C. Miriam must hand over the check to only her own broker. At that point, the broker might direct her to put the funds into the hands of the broker's principal; place the funds into a neutral escrow depository; or deposit the funds into the broker's trust fund bank account.

8 of 10 - Matilda is buying a condo from Tom and Alex Ries. She has given her agent, Manuel, earnest deposit funds in the amount of $10,000. Matilda has post-dated the check to coincide with the expiration date of offer acceptance on the contract. Do the basic trust fund regulations apply to Matilda's earnest deposit? A. Yes, handling a post-dated check should be the same as a check with written instructions to be cashed upon offer acceptance. All of the basic regulations apply to the post-dated check. B. No, a post-dated check is illegal tender in the state of California and may result in the mischaracterization of the form of earnest deposit money made by the buyer. C. No, California law has held that post-dated checks are the equivalent of a promissory note and are non-negotiable. The broker must not accept a post-dated check from a buyer without adequate disclosure to the seller. D. Yes, a post-dated check should be treated the same as a promissory note. As long as the seller has full disclosure, the basic regulations of trust funds apply to the post-dated check.

C. No, California law has held that post-dated checks are the equivalent of a promissory note and are non-negotiable. The broker must not accept a post-dated check from a buyer without adequate disclosure to the seller.

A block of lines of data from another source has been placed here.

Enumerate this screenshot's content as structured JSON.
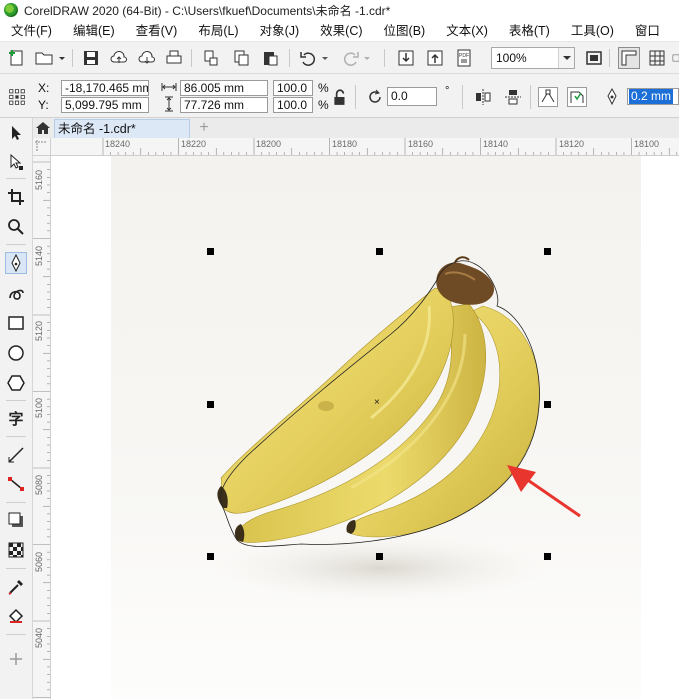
{
  "window": {
    "title": "CorelDRAW 2020 (64-Bit) - C:\\Users\\fkuef\\Documents\\未命名 -1.cdr*"
  },
  "menu": {
    "items": [
      {
        "label": "文件(F)"
      },
      {
        "label": "编辑(E)"
      },
      {
        "label": "查看(V)"
      },
      {
        "label": "布局(L)"
      },
      {
        "label": "对象(J)"
      },
      {
        "label": "效果(C)"
      },
      {
        "label": "位图(B)"
      },
      {
        "label": "文本(X)"
      },
      {
        "label": "表格(T)"
      },
      {
        "label": "工具(O)"
      },
      {
        "label": "窗口"
      }
    ]
  },
  "toolbar": {
    "zoom_value": "100%",
    "pdf_label": "PDF"
  },
  "properties": {
    "x_label": "X:",
    "y_label": "Y:",
    "x_value": "-18,170.465 mm",
    "y_value": "5,099.795 mm",
    "width_value": "86.005 mm",
    "height_value": "77.726 mm",
    "scale_w": "100.0",
    "scale_h": "100.0",
    "percent": "%",
    "rotation": "0.0",
    "degree": "°",
    "outline_width": "0.2 mm"
  },
  "document": {
    "tab_label": "未命名 -1.cdr*",
    "new_tab_label": "+"
  },
  "ruler": {
    "h_labels": [
      "18240",
      "18220",
      "18200",
      "18180",
      "18160",
      "18140",
      "18120",
      "18100"
    ],
    "v_labels": [
      "5160",
      "5140",
      "5120",
      "5100",
      "5080",
      "5060",
      "5040"
    ]
  },
  "canvas": {
    "center_mark": "×",
    "arrow_color": "#e8352e",
    "selection_color": "#000000"
  },
  "icons": [
    "app-logo-icon",
    "new-document-icon",
    "open-folder-icon",
    "save-icon",
    "cloud-upload-icon",
    "cloud-download-icon",
    "print-icon",
    "copy-icon",
    "paste-icon",
    "clipboard-icon",
    "undo-icon",
    "redo-icon",
    "import-icon",
    "export-icon",
    "pdf-icon",
    "full-screen-icon",
    "rulers-icon",
    "grid-icon"
  ]
}
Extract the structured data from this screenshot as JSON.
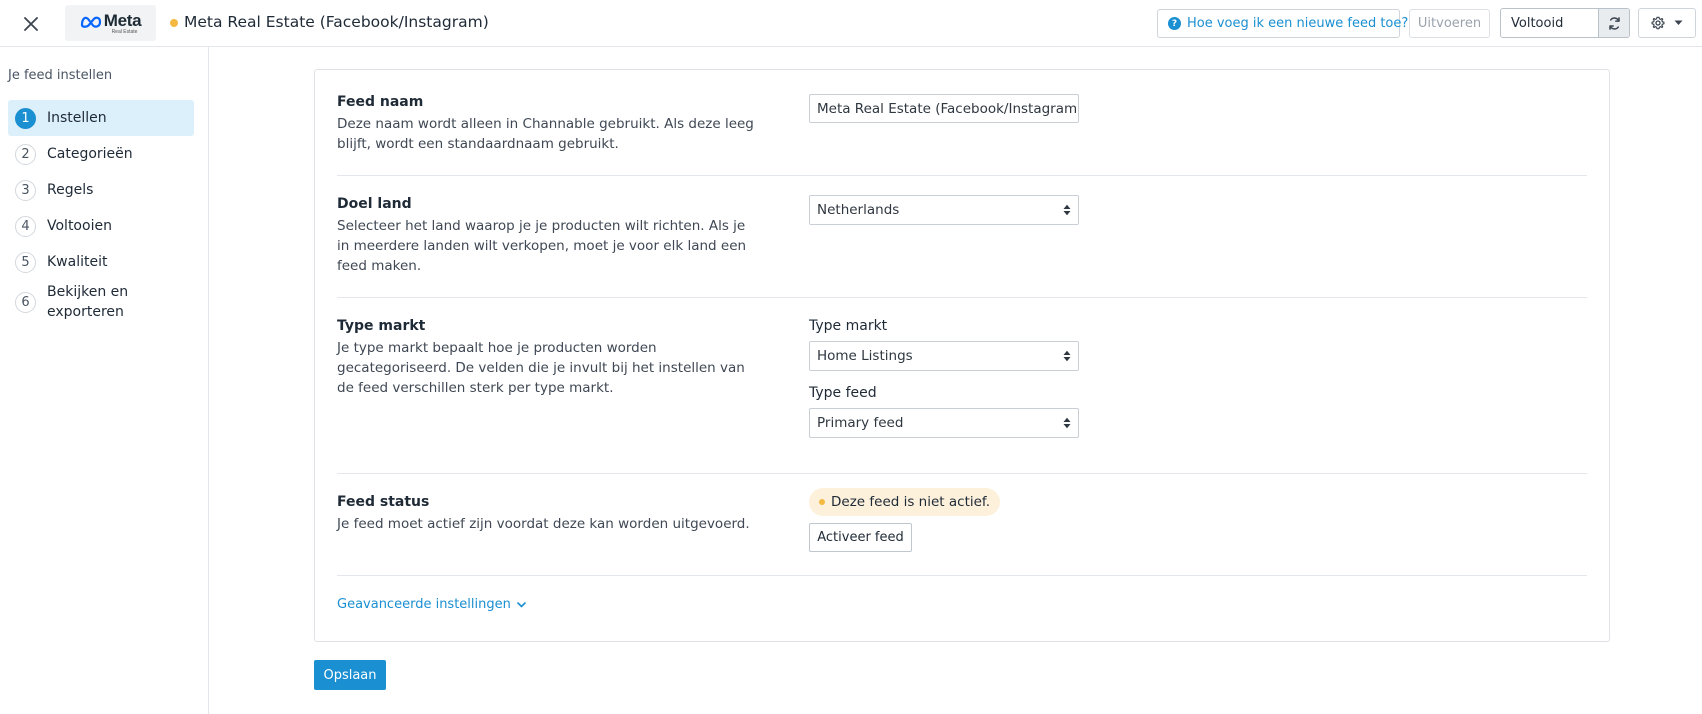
{
  "header": {
    "logo": {
      "text": "Meta",
      "sub": "Real Estate"
    },
    "feed_title": "Meta Real Estate (Facebook/Instagram)",
    "help_label": "Hoe voeg ik een nieuwe feed toe?",
    "run_label": "Uitvoeren",
    "status_label": "Voltooid",
    "icons": [
      "close-icon",
      "help-icon",
      "sync-icon",
      "gear-icon",
      "caret-down-icon"
    ]
  },
  "sidebar": {
    "title": "Je feed instellen",
    "steps": [
      {
        "num": "1",
        "label": "Instellen",
        "active": true
      },
      {
        "num": "2",
        "label": "Categorieën",
        "active": false
      },
      {
        "num": "3",
        "label": "Regels",
        "active": false
      },
      {
        "num": "4",
        "label": "Voltooien",
        "active": false
      },
      {
        "num": "5",
        "label": "Kwaliteit",
        "active": false
      },
      {
        "num": "6",
        "label": "Bekijken en exporteren",
        "active": false
      }
    ]
  },
  "main": {
    "feed_name": {
      "title": "Feed naam",
      "description": "Deze naam wordt alleen in Channable gebruikt. Als deze leeg blijft, wordt een standaardnaam gebruikt.",
      "value": "Meta Real Estate (Facebook/Instagram)"
    },
    "target_country": {
      "title": "Doel land",
      "description": "Selecteer het land waarop je je producten wilt richten. Als je in meerdere landen wilt verkopen, moet je voor elk land een feed maken.",
      "value": "Netherlands"
    },
    "market_type": {
      "title": "Type markt",
      "description": "Je type markt bepaalt hoe je producten worden gecategoriseerd. De velden die je invult bij het instellen van de feed verschillen sterk per type markt.",
      "market_label": "Type markt",
      "market_value": "Home Listings",
      "feed_type_label": "Type feed",
      "feed_type_value": "Primary feed"
    },
    "feed_status": {
      "title": "Feed status",
      "description": "Je feed moet actief zijn voordat deze kan worden uitgevoerd.",
      "badge": "Deze feed is niet actief.",
      "activate_label": "Activeer feed"
    },
    "advanced_label": "Geavanceerde instellingen",
    "save_label": "Opslaan"
  },
  "colors": {
    "accent": "#1a8fd1",
    "status_dot": "#f5b942",
    "active_step_bg": "#dcf0fb",
    "badge_bg": "#fdf1dc"
  }
}
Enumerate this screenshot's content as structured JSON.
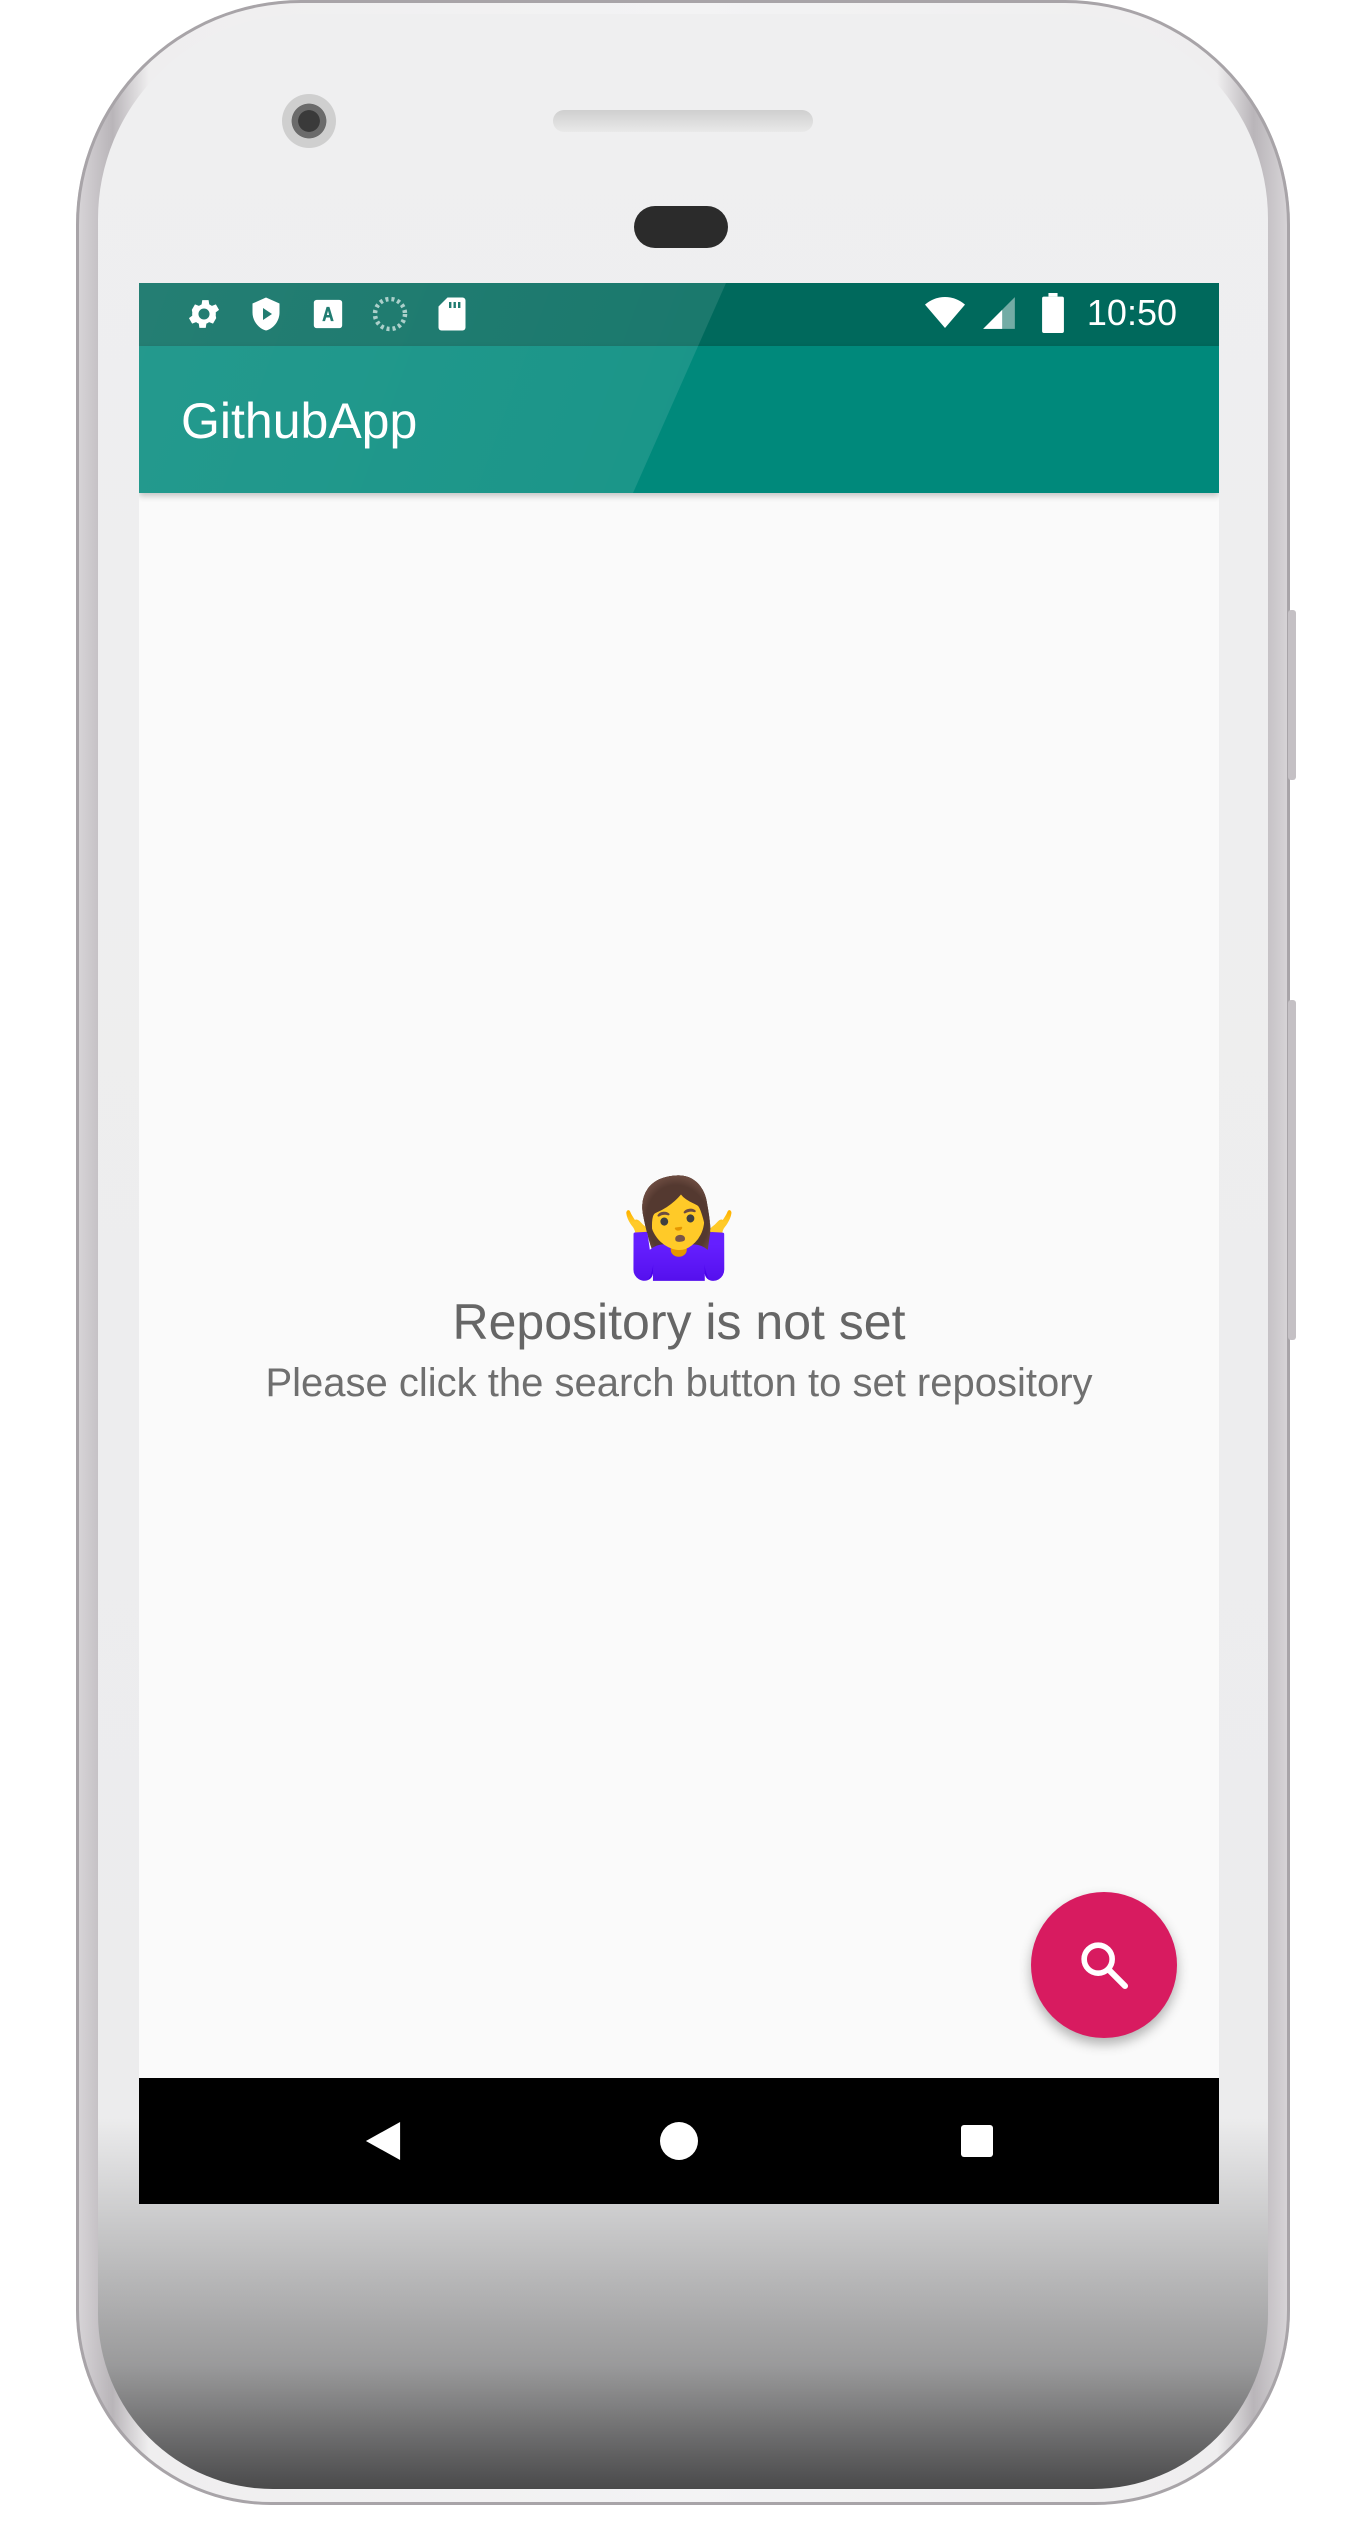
{
  "app": {
    "title": "GithubApp"
  },
  "status_bar": {
    "time": "10:50",
    "left_icons": [
      "settings-icon",
      "shield-play-icon",
      "text-a-icon",
      "progress-circle-icon",
      "sd-card-icon"
    ],
    "right_icons": [
      "wifi-icon",
      "signal-icon",
      "battery-icon"
    ]
  },
  "empty_state": {
    "emoji": "🤷‍♀️",
    "title": "Repository is not set",
    "subtitle": "Please click the search button to set repository"
  },
  "fab": {
    "icon": "search-icon"
  },
  "nav_bar": {
    "buttons": [
      "back-icon",
      "home-icon",
      "recents-icon"
    ]
  },
  "colors": {
    "status_bar": "#00695c",
    "app_bar": "#00897b",
    "fab": "#d81b60",
    "background": "#fafafa"
  }
}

3 of 10 - Ramon, a salesperson licensed to Richard, a broker, has been given specific written authorization to make a withdrawal from the broker's trust account. Ramon is uncertain this is permissible under California Law. Which California Law, if any, references Ramon's concern? A. California Business and Professions Code Section 10145 B. Commissioner's Regulation 2832 C. California Business and Professions Code Section 10085.5 D. Both A and B

D. Both A and B

9 of 10 - Serena and Lucy want to make an offer on their dream home. The seller is requesting a very large earnest money deposit with serious offers on the home. Serena and Lucy have some cash set aside for this purpose, but are short of the amount the sellers are requesting. Do they have any other options? A. Cash is the only acceptable trust fund item accepted by brokers. B. A check made payable to the broker or to an escrow or title company is an option. C. A personal note made payable to the seller or a pink slip on an automobile given as a deposit is acceptable. D. Both B and C

D. Both B and C

10 of 10 - Jackson, a broker, is accused of commingling his money with trust account funds. His broker's trust account is a non-interest-bearing account. The current balance of the trust account is $430,000. The earnest deposit funds portion of the account totals $415,000; the broker's initial deposit totals $15,000. Is Jackson guilty of commingling? A. No, he can clearly show through well-kept records his initial deposit of $15,000 and the trust fund money of $430,000. He is not earning interest from any part of this account, including his initial deposit of personal funds. B. Yes, he should not have any money of his own ever mixed with clients' earnest money deposits. C. Yes, Jackson's initial deposit to open the account should have only totaled about $1,000. The $15,000 he deposited of his own money to open the account is considered excessive. D. Yes, Jackson's initial deposit to open the account should have only totaled about $200.00. The $15,000 he deposited of his own money to open the account is considered excessive.

D. Yes, Jackson's initial deposit to open the account should have only totaled about $200.00. The $15,000 he deposited of his own money to open the account is considered excessive.